Estar a kilómetros de distancia de Rusia no desvincula a los músicos costarricenses con el caso de la banda femenina de punk Pussy Riot.
Tres de sus integrantes están encarceladas desde marzo pasado, y esperando un veredicto que podría llevarlas a tres años de prisión por haber realizado una actuación en la catedral de Cristo Salvador, contra el presidente ruso, Vladimir Putin. Y ello es un tema que desata opinión.
“Es increíble que a estas alturas del siglo XXI todavía pasen estas cosas. Hace poco, siete lideres y educadores de la religión baha’i cumplieron 10.000 días de estar presos en Irán por su fe. El productor KC Porter hizo una canción increíble para apoyar esta causa”, dijo Jorge Castro, productor, compositor y representante de Costa Rica ante la organización de los Grammy.
“La música es libre y es un medio poderoso para denunciar o simplemente para manifestar una opinión sin violencia y con respeto. Nadie debe ser juzgado y humillado por eso”, dijo Castro.
Mismo verbo. Bandas contestatarias de Costa Rica también evalúan el caso.
“Hay muchos que no estamos conformes con el sistema y querer castigarnos por eso es como volver a los tiempos de la Inquisición”, aseguró Donovan Camacho, líder de La Milixia .
“Esto (lo que pasa con Pussy Riot) es censurar el arte, es censurar la libertad de expresión”, dijo el intérprete de temas como Soldado e Igualdad .

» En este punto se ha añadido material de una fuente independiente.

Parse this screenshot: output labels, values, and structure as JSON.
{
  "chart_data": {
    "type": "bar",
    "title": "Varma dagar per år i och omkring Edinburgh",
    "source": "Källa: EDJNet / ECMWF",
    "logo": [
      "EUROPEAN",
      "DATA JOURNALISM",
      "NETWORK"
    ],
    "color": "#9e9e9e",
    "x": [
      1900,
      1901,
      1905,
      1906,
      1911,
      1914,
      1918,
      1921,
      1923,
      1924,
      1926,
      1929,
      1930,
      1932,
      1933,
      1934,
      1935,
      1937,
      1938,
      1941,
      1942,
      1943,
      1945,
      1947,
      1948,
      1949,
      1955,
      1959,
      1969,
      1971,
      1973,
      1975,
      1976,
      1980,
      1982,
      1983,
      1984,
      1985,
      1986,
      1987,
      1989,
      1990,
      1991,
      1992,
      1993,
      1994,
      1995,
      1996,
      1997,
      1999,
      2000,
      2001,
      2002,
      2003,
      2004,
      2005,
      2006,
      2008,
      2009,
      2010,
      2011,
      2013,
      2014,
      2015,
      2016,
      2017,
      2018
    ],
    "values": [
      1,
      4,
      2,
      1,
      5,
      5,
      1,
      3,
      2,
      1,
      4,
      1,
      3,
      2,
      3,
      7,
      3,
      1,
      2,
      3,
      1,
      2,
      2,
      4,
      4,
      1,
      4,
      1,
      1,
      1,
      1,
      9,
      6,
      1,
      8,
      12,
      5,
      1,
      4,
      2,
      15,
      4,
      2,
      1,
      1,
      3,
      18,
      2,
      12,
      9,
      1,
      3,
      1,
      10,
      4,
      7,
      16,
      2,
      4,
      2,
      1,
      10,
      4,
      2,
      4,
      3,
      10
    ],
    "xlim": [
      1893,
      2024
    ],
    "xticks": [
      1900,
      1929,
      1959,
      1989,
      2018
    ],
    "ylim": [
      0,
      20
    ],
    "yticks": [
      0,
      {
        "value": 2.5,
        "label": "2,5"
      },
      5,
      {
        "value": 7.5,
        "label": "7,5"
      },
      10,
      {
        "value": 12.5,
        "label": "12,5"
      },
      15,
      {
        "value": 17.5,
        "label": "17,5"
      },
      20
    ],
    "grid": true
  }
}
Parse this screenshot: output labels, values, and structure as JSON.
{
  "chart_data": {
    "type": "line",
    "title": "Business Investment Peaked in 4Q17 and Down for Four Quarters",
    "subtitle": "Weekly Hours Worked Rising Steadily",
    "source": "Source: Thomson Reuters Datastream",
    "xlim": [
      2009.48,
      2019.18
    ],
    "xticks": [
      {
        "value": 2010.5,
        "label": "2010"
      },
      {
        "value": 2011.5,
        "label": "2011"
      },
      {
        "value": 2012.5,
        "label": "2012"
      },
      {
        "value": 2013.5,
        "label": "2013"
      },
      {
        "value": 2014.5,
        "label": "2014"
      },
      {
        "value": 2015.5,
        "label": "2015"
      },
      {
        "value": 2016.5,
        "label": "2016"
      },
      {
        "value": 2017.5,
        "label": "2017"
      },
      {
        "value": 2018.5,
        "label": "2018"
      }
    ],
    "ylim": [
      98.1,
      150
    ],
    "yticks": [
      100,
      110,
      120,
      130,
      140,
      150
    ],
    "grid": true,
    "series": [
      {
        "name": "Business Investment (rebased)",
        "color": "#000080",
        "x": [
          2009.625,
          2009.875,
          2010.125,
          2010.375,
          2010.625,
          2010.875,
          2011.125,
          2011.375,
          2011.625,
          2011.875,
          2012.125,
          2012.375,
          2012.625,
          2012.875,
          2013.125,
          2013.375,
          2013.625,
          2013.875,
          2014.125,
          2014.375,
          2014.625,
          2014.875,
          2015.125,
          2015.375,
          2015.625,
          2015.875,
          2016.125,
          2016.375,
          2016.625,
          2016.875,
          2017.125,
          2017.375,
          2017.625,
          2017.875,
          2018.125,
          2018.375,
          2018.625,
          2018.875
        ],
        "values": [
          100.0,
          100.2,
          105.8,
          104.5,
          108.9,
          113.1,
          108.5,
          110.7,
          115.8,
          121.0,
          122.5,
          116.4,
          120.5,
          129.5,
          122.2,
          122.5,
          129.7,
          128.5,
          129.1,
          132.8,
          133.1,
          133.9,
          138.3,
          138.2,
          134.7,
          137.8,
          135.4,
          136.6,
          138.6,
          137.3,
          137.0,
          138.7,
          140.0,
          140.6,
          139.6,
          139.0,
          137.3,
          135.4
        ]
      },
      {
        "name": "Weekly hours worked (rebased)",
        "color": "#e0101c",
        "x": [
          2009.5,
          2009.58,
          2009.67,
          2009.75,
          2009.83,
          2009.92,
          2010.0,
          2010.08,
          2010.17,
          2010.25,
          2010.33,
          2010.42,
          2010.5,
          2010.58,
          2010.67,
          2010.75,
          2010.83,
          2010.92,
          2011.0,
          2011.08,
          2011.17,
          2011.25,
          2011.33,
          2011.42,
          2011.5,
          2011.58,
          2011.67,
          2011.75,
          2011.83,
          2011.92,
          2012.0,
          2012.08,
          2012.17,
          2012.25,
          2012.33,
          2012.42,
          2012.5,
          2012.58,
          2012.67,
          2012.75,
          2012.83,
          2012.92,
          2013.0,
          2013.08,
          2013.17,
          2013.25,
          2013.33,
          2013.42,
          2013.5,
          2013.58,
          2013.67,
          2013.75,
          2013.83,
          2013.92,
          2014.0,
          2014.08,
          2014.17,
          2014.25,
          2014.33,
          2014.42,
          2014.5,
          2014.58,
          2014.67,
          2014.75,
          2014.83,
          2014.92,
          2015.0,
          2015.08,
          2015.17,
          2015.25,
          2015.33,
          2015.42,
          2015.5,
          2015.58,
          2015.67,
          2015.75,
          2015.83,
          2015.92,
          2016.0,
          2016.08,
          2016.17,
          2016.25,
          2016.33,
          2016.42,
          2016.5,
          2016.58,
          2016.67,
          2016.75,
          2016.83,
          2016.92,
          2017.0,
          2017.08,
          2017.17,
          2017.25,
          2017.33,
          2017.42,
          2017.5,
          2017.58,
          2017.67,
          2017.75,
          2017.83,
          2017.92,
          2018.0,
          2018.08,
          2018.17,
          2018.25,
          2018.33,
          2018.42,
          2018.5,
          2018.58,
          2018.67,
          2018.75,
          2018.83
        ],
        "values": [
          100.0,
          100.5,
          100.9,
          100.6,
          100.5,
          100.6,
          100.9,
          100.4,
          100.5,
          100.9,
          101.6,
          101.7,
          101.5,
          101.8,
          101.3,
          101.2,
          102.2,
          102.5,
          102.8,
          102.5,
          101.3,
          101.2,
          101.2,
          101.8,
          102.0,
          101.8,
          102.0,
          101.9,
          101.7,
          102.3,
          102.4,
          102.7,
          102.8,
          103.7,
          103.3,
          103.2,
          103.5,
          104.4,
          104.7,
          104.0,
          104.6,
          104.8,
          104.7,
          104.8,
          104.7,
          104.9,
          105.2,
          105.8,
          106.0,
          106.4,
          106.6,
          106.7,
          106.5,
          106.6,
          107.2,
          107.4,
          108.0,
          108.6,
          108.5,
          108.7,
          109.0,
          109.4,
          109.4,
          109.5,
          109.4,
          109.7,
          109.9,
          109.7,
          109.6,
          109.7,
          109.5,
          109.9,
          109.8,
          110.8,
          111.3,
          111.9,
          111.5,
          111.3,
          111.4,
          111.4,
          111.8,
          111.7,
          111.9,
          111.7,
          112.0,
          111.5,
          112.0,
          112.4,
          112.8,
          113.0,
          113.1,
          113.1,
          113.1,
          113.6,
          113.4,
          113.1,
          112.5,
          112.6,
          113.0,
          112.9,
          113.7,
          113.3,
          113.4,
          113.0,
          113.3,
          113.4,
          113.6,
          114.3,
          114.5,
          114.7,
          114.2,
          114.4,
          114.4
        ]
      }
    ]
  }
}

La banda de punk rock Reacción Direkta dio su parecer.
“He estado siguiendo este caso desde hace meses. Más que un hecho de querer silenciar tan solo a un artista o a un ser humano, para mí tiene que ver con una clara violación a la libertad de expresión. Ellas (Pussy Riot) representan la voz popular que pide un cambio”, comentó Alfonso Pacheco de Reacción Direkta.
El miembro de la banda del EP ¿Cuál democracia? , tiene presente que, recientemente, se realizó en Alemania un festival en apoyo a las Pussy Riot y fue un sold out .
“Si queremos un cambio en el sistema nos tenemos que informar, actuar y denunciar. La indiferencia es complicidad”, aseguró Alfonso Pacheco.
El acto de silenciar. “Este es el caso de un estado, absolutamente, totalitario. Un estado que no da oportunidad de disentir y de quejarse contra el sistema. Ellas tienen el derecho de protestar y que se les respete”, explicó Luigi Jiménez, bajista de la banda de rumba fusión La Canalla.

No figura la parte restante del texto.